Perekonomian negeri Israel Harus Membayar Mahal Perang dengan Iran

JAKARTA – Kondisi Keuangan tanah Israel akan menanggung beban konflik terpanjang lalu termahal sepanjang sejarah negara Yahudi tersebut. Hal ini disampaikan oleh Menteri Keuangan Israel, Bezalel Smotrich pada akhir September 2024, lalu setelahnya serangan udara negara Israel menewaskan pemimpin Hizbullah Hassan Nasrallah pada ibu kota Lebanon, Beirut.
Serangan itu memicu perasaan khawatir bahwa ketegangan dengan kelompok militan itu akan berubah menjadi konflik besar. Terbukti sekarang ini konflik yang disebutkan meluas menjadi konflik antara negara Israel serta Iran , setelahnya serangan mematikan organisasi Hamas pada 7 Oktober.
Israel berbalik melancarkan berbagai aksi balasan, mulai dari serangan darat terhadap Hizbullah di area Lebanon, hingga serangan udara di dalam Daerah Gaza serta Beirut. Bahkan tanah Israel mengancam melakukan aksi pembalasan berhadapan dengan serangan rudal balistik Iran awal pekan ini. Ketika konflik meluas ke wilayah lain, biaya sektor ekonomi juga akan meningkat
“Ekonomi tanah Israel menanggung beban pertempuran terpanjang lalu termahal pada sejarah negara itu,” kata Smotrich pada 28 September, lalu.

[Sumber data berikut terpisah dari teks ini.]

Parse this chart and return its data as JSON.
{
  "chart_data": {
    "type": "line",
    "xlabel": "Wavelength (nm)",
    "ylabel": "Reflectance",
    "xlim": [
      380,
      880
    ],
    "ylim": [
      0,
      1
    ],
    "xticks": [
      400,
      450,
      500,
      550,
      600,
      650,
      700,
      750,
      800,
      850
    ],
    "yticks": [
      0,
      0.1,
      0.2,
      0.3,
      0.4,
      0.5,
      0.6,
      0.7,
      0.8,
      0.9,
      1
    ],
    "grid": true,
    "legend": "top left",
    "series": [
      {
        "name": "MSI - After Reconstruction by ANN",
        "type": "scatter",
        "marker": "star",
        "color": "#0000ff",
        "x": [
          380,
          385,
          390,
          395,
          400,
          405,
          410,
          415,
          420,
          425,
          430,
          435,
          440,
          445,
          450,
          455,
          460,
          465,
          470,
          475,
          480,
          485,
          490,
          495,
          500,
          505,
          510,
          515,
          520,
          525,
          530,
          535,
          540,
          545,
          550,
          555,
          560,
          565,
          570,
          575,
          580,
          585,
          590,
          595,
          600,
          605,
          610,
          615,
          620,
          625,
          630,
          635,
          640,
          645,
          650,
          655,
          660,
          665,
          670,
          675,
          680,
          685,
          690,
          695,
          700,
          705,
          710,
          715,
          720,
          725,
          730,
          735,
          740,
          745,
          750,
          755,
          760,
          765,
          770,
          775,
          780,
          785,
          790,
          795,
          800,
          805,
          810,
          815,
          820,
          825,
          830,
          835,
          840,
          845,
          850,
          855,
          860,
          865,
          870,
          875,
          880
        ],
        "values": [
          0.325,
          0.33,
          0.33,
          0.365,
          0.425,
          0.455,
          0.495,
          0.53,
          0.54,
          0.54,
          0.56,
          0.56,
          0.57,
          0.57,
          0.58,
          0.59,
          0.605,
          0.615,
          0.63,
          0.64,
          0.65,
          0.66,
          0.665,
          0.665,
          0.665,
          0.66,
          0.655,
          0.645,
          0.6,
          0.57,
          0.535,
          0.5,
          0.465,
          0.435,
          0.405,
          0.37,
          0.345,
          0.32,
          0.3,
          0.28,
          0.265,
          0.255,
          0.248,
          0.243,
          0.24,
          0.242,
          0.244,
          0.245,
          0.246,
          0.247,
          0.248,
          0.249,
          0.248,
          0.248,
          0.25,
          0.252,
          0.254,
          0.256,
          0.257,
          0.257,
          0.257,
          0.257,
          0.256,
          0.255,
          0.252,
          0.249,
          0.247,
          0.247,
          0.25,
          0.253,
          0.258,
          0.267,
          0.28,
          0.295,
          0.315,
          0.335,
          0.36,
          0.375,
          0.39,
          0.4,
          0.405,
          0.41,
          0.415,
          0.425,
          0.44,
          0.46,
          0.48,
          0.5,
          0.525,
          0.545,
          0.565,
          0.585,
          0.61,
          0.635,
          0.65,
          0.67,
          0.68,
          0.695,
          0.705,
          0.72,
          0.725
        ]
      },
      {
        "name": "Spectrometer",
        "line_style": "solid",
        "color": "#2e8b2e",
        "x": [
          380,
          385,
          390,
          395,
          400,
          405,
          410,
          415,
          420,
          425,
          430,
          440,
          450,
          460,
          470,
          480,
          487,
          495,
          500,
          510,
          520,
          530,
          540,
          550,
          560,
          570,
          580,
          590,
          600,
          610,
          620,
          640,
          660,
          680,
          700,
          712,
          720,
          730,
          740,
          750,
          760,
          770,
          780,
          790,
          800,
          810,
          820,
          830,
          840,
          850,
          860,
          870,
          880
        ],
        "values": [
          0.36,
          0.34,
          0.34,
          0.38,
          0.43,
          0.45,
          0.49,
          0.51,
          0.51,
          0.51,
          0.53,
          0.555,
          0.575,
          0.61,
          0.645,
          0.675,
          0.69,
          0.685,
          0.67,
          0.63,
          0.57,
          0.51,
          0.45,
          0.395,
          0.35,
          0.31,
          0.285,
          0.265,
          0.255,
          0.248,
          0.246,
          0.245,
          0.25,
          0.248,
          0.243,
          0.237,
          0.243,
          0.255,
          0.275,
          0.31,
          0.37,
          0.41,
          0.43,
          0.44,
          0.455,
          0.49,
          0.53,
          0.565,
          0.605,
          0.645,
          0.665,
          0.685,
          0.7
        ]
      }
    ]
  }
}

Meski begitu Ia optimistis dunia usaha negeri Israel masih kuat untuk tetap memperlihatkan bertahan dan juga masih menarik untuk menggaet investasi. Sementara itu perekonomian tanah Israel diproyeksi bisa jadi jatuh semakin dalam, menurut proyeksi terburuk yang mana disampaikan oleh Institut Studi Keselamatan Nasional di area Universitas Tel Aviv.
Sebelum serangan 7 Oktober serta peperangan Israel-Hamas selanjutnya, Dana Moneter Internasional (IMF) memperkirakan bahwa dunia usaha tanah Israel akan meningkat sebesar 3,4% dalam tahun 2024. Saat ini proyeksi ekonom berkisar antara 1% hingga 1,9%. Pertumbuhan tahun depan juga diperkirakan akan lebih besar lemah dari proyeksi sebelumnya.
Kerusakan Perekonomian negara Israel Jangka Panjang
Bank of tanah Israel memperkirakan pada bulan Mei, bahwa biaya yang dimaksud ditimbulkan oleh peperangan akan datang mencapai USD66 miliar hingga akhir tahun depan. Angka yang dimaksud termasuk pengeluaran militer dan juga biaya sipil, seperti untuk perumahan bagi ribuan orang negeri Israel yang tersebut terpaksa meninggalkan rumah merekan di area bagian utara kemudian selatan. Semua itu setara dengan sekitar 12% dari Produk Domestik Bruto Israel.
Biaya itu tampaknya akan terus membengkak sebab pertempuran Iran kemudian proksinya akan datang semakin sengit, termasuk Hizbullah di dalam Lebanon. Kondisi ini menciptakan warga negara Israel menunda kembali ke rumah merek di area bagian utara negara tersebut.
Israel meluncurkan serangan darat ke Lebanon selatan yang memiliki target Hizbullah pada 30 September, kemarin.
Flug, mantan gubernur Bank of tanah Israel juga sekarang perwakilan presiden penelitian di dalam Institut Demokrasi Israel, mengungkapkan ada risiko memangkas investasi. “Itu akan menurunkan peluang pertumbuhan (ekonomi) ke depan,” katanya.